19 de agosto de 2015

Homem morre atropelado por ciclista na ciclovia embaixo do Minhocão

Pedestres reclamam da insegurança da ciclovia inaugurada há 10 dias.

Corpo de idoso de 78 anos será enterrado nesta quarta-feira (19).

 

Um homem de 78 anos morreu após ser atropelado por um ciclista na ciclovia sob o Minhocão, no Centro de São Paulo, na tarde desta terça-feira (18). O acidente ocorreu no canteiro central da Rua Amaral Gurgel, por volta das 15h.

 

O corpo da vítima está sendo velado e será enterrado nesta quarta-feira (19). Florisbaldo Carvalho da Rocha morava na região e ia comprar pão quando foi atingido após atravessar fora da faixa de pedestres.

O filho da vítima, o administrador Eduardo Carvalho Rocha, diz que o ciclista estava em alta velocidade.

 

“Meu pai saiu pra comprar um pão, ele atravessou a avenida e quando ele entrou na parte de pedestre da ciclovia foi atropelado por uma bicicleta.
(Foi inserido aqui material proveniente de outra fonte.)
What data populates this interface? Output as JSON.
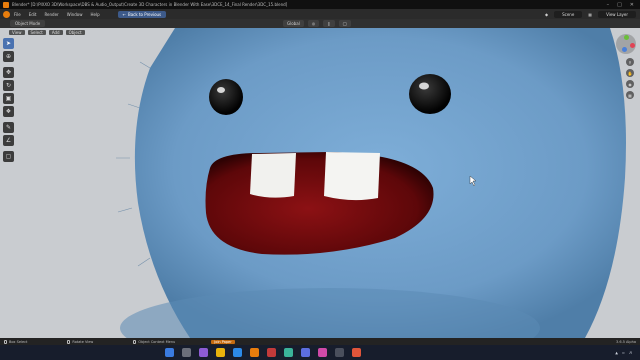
{
  "window": {
    "title": "Blender* [D:\\PIXXO 3D\\Workspace\\DBS & Audio_Output\\Create 3D Characters in Blender With Ease\\3DCE_14_Final Render\\3DC_15.blend]"
  },
  "menubar": {
    "items": [
      "File",
      "Edit",
      "Render",
      "Window",
      "Help"
    ],
    "back_button": "Back to Previous",
    "scene_label": "Scene",
    "view_layer_label": "View Layer"
  },
  "header": {
    "mode": "Object Mode",
    "menus": [
      "View",
      "Select",
      "Add",
      "Object"
    ],
    "transform": "Global"
  },
  "statusbar": {
    "items": [
      "Box Select",
      "Rotate View",
      "Object Context Menu"
    ],
    "badge": "Join Paper",
    "version": "3.6.5 Alpha"
  },
  "colors": {
    "fur": "#6f9fc9",
    "viewport_bg": "#c9ccd0",
    "accent": "#e87d0d",
    "mouth": "#7b0d10"
  },
  "icons": {
    "toolbar": [
      "cursor-icon",
      "select-icon",
      "move-icon",
      "rotate-icon",
      "scale-icon",
      "transform-icon",
      "annotate-icon",
      "measure-icon",
      "add-cube-icon"
    ]
  }
}
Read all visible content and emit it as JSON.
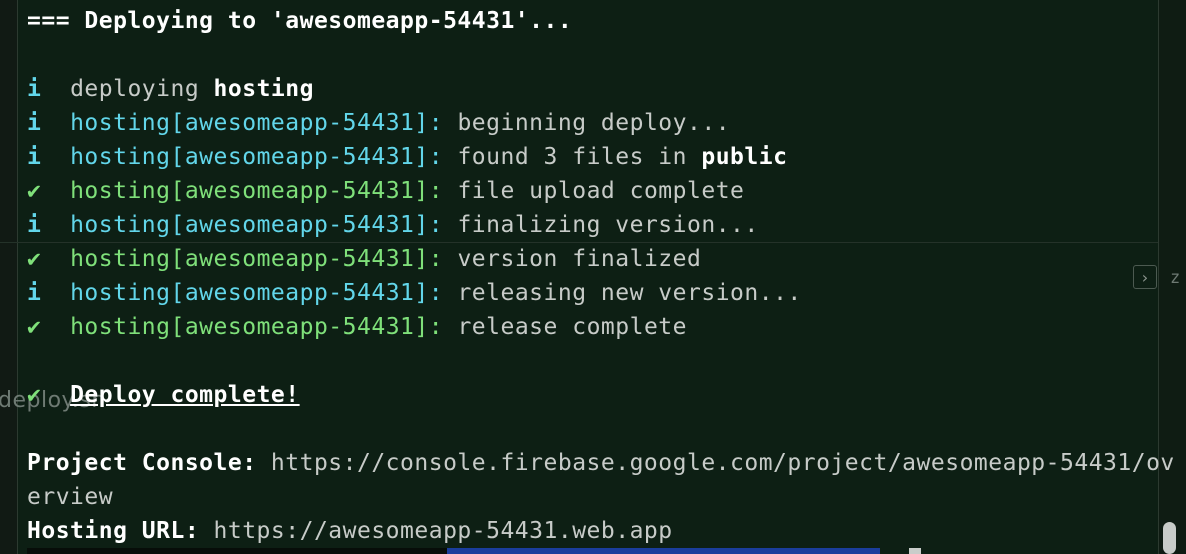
{
  "background": {
    "filename_fragment": "deploy.sh",
    "right_panel_char": "z"
  },
  "terminal": {
    "header": "=== Deploying to 'awesomeapp-54431'...",
    "lines": [
      {
        "marker": "i",
        "prefix": "deploying ",
        "target": "hosting",
        "text": ""
      },
      {
        "marker": "i",
        "prefix": "hosting[awesomeapp-54431]:",
        "text": " beginning deploy..."
      },
      {
        "marker": "i",
        "prefix": "hosting[awesomeapp-54431]:",
        "text": " found 3 files in ",
        "emph": "public"
      },
      {
        "marker": "✔",
        "prefix": "hosting[awesomeapp-54431]:",
        "text": " file upload complete"
      },
      {
        "marker": "i",
        "prefix": "hosting[awesomeapp-54431]:",
        "text": " finalizing version..."
      },
      {
        "marker": "✔",
        "prefix": "hosting[awesomeapp-54431]:",
        "text": " version finalized"
      },
      {
        "marker": "i",
        "prefix": "hosting[awesomeapp-54431]:",
        "text": " releasing new version..."
      },
      {
        "marker": "✔",
        "prefix": "hosting[awesomeapp-54431]:",
        "text": " release complete"
      }
    ],
    "complete_marker": "✔",
    "complete_text": "Deploy complete!",
    "console_label": "Project Console:",
    "console_url_line1": " https://console.firebase.google.com/project/awesomeapp-54431/ov",
    "console_url_line2": "erview",
    "hosting_label": "Hosting URL:",
    "hosting_url": " https://awesomeapp-54431.web.app"
  },
  "colors": {
    "background": "#0d1f14",
    "info": "#62d6ea",
    "success": "#7fe07a",
    "text": "#c7cbc8",
    "bold": "#ffffff"
  }
}
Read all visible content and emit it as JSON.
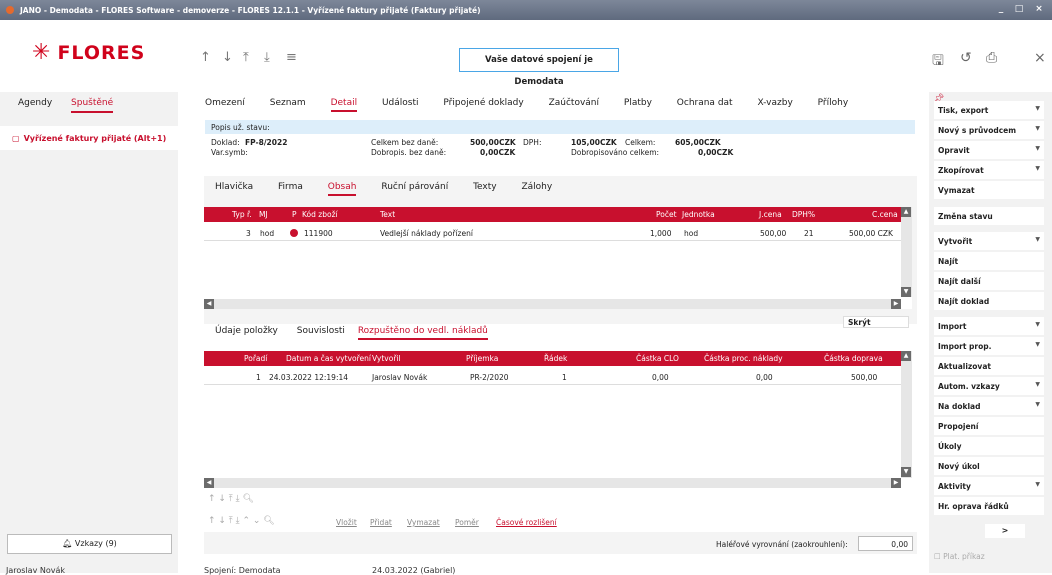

Essa bicicleta vinha em alta velocidade, pegou ele e consequentemente por ser uma pessoa já idosa ele sofreu ferimentos, vindo a falecer”, afirmou.

 

A ciclovia da Rua Amaral Gurgel, no Centro de São Paulo, foi inaugurada há dez dias e desde antes da abertura pedestres reclamaram do conflito no uso do espaço, que antes funcionava principalmente como um espécie de canteiro central para quem atravessa os dois sentidos da rua.

 

O problema acontece quando os pedestres caminham embaixo do Minhocão, alguns deles, em direção aos pontos de ônibus. Nos pequenos espaços entre os pilares e a rua, eles acabam caminhando pela ciclovia. Tanto o pedestre quanto o ciclista ficam sem visão em alguns pontos cegos por causa dos pilares.

 

Neste fim de semana, um menino de 9 anos também morreu após ser atropelado por uma van na ciclovia da Avenida Bento Guelfi, na região de São Mateus, na Zona Leste de São Paulo. A ciclovia, que fica bem no meio da avenida, é perigosa. Ela é sinalizada, tem faixa de pedestres, e balizadores que separam a via da pista de carros, mas, segundo os moradores, muitos motoristas desrespeitam o espaço.

 

Ciclovia

 

A via exclusiva para bikes fica embaixo do Elevado Costa e Silva, o Minhocão, e tem 4,1 km de extensão.

 

O trecho inaugurado é composto pela Rua Amaral Gurgel e pelas avenidas São João, General Olímpio da Silveira e Auro de Moura Andrade. As obras começaram em janeiro e o custo foi de R$ 7,6 milhões, incluindo o redimensionamento das paradas de ônibus, revitalização do corredor e adequações de acessibilidade. Antes mesmo da inauguração, este novo trecho já era usado por ciclistas.

A nova ciclovia liga a Praça Roosevelt ao Terminal Rodoviário da Barra Funda, passando pelo Centro e os bairros de Santa Cecília, Vila Buarque e Barra Funda, conectando-se a ciclovias existentes na Rua Frederico Abranches, Largo do Arouche, Alameda Nothmann e Rua Doutor Albuquerque Lins.

 

Polêmica

 

Mesmo antes da inauguração, a nova ciclovia recebeu críticas, mas desta vez não foi de motoristas que perderam uma faixa de rolamento, mas dos pedestres que reclamam da falta de segurança para travessia sob o Minhocão.

 

Os pedestres ficam acuados no meio da pista e por conta do tempo de travessia, podem acabar atingidos pelos ciclistas, já que as pilastras do Minhocão alteram o traçado da ciclovia, deixando o pedestre sem opção.

 

Bicicletários

 

A ciclovia tem ligação entre dois bicicletários localizados na Praça Roosevelt e no Memorial da América Latina.

 

Além disso, conecta-se também com outros modais de transporte, como o Terminal de Ônibus Amaral Gurgel, que também possui bicicletário, o Metrô Marechal Deodoro e Terminal Barra Funda (ônibus e metrô).